Bugün üniversitelerimizin bize öğrettiği evrensel bilgidir.Ancak bu bilgiyi sadece ama sadece öğrenmek yetersizdir , bilgiyi kullanmak ve uygulamak önemlidir.Evrensel etiğin maalesef anlaşılamadığı güzel ülkemde iş ahlakının da buna aynı orantıda eksikliği yüzünden kurumların ve şirketlerin yönetim biçiminde farklı yöntemler uygulaması gayet normaldir.Bu farklı yöntemlerin en başında ise çalışanı birbirine düşürme gibi yöntemler gelmektedir.
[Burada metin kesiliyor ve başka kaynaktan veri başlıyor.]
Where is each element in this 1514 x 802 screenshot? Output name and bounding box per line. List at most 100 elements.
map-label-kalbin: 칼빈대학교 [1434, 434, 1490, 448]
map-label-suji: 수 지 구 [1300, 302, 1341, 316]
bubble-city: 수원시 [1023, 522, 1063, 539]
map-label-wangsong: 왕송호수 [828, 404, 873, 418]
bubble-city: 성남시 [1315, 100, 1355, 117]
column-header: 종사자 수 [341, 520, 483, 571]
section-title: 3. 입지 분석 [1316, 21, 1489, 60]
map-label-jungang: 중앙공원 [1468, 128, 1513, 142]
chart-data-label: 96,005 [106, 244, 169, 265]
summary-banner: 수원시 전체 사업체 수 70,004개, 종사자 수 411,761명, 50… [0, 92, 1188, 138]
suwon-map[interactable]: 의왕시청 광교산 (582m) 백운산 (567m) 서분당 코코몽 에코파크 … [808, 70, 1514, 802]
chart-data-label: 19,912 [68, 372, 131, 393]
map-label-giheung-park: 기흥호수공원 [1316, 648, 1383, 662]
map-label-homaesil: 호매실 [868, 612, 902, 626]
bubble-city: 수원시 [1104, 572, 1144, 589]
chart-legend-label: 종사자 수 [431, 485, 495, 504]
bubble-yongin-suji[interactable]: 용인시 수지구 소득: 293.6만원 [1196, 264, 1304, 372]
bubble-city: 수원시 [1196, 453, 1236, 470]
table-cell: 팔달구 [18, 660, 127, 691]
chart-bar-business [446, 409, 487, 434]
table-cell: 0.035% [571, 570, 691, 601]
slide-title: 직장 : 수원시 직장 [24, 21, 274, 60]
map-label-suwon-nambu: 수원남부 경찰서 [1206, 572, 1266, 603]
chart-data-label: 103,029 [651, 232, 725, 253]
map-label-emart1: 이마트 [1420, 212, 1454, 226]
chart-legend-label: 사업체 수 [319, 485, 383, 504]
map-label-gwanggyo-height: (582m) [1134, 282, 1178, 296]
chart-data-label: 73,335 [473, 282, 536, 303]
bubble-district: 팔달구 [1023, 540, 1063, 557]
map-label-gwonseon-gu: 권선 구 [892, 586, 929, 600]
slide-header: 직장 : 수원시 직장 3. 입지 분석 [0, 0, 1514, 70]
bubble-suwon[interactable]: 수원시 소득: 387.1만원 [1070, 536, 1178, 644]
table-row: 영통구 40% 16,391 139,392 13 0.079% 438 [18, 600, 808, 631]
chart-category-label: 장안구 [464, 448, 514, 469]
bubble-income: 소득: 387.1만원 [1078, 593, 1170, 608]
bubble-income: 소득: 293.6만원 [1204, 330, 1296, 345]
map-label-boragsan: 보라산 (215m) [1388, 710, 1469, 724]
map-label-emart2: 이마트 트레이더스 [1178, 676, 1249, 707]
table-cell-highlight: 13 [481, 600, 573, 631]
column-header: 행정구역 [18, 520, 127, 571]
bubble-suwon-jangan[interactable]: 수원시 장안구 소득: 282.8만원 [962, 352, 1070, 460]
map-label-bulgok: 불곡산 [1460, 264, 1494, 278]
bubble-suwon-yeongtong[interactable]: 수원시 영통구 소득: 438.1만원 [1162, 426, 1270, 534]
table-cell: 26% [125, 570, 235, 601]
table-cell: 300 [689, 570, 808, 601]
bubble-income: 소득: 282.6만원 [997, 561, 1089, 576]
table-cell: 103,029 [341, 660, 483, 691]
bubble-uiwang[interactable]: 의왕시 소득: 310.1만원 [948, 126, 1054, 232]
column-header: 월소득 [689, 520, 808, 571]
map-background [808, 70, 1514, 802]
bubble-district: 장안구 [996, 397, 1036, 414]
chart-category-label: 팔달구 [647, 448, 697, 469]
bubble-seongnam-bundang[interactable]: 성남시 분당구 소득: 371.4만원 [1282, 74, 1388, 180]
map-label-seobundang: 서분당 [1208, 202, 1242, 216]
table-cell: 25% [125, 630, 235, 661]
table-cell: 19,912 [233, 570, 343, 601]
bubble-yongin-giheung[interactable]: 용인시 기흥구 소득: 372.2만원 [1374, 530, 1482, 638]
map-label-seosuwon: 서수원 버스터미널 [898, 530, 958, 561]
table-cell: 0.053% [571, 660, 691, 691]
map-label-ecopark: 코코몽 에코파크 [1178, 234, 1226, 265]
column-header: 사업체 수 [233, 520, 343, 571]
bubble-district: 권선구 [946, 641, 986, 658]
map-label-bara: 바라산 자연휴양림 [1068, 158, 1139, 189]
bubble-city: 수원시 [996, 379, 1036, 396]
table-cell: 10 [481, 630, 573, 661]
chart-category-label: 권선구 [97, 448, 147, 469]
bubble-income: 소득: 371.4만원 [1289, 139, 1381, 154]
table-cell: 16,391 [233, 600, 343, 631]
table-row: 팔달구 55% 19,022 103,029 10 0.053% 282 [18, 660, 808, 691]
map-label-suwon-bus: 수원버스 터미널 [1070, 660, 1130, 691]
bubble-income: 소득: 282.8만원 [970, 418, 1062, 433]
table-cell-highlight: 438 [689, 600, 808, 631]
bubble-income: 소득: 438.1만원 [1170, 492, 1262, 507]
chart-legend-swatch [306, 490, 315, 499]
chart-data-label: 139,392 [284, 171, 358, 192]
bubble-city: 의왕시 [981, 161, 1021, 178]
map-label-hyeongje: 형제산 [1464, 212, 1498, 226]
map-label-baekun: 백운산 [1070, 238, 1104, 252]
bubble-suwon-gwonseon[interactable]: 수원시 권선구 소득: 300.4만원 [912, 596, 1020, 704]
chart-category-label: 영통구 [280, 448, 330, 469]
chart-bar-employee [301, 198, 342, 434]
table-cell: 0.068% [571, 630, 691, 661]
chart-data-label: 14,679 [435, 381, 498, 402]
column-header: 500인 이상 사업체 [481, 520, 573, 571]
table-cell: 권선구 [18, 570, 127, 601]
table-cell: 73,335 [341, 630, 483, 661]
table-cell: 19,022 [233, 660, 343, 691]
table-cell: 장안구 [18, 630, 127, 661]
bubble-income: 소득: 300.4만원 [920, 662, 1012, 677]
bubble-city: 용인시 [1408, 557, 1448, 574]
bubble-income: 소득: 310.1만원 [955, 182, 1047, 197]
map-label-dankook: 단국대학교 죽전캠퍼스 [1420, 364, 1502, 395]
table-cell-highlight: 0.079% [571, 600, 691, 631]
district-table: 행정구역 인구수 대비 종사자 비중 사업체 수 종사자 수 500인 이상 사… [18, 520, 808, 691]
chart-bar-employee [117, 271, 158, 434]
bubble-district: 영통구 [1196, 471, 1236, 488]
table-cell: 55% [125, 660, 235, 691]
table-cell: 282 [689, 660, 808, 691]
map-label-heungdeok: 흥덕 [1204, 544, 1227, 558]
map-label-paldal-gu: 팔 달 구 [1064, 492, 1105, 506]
Toparlamak gerekir ise eğer bireyin kurum ile ilişkisinde kurumda bulunan akrabalık derecesine bağlı kişilerin algılarının önemli olduğu gerçeği ve evrensel bilginin etik ve iş ahlakı gibi kavramları aslında nasıl beslediğini görmekteyiz.Evrensel bilgiyi yaymak ile sorumlu olan üniversitelerimize her zamanki gibi daha fazla bir sorumluluk düşmektedir.Kurumlarımızın şirketlerimizin her türlü zamana ayak uyduran çalışanlarının olması aynı derecede devletin üretim yapmasına ve topluma katkı sağlanmasına yol açmaktadır.Zincir misali birbirine bağlı olan bu düzende bireyin rolünü çok az da olsa ben de inceledim ve aktardım.Kalemimden geldiği kadar anlatmaya çalıştım bütün çabam ülkemin her kurumunda ve şirketinde çalışan ülkeme katkı sağlayan bireylerin iş ahlakı etik gibi kavramlarının da farkında olmalarıdır.

Yazımı kişiliğini, kendisini, fikri anlamda çok sevdiğim sayın rahmetli Vali Recep YAZICIOĞLU'na armağan ediyorum.Bu ülkede kurumsallaşmayı en güzel temsil eden kişi elbette ki kendisidir.Akan suya karşı insanları için dik duran bir bireydir kendisi.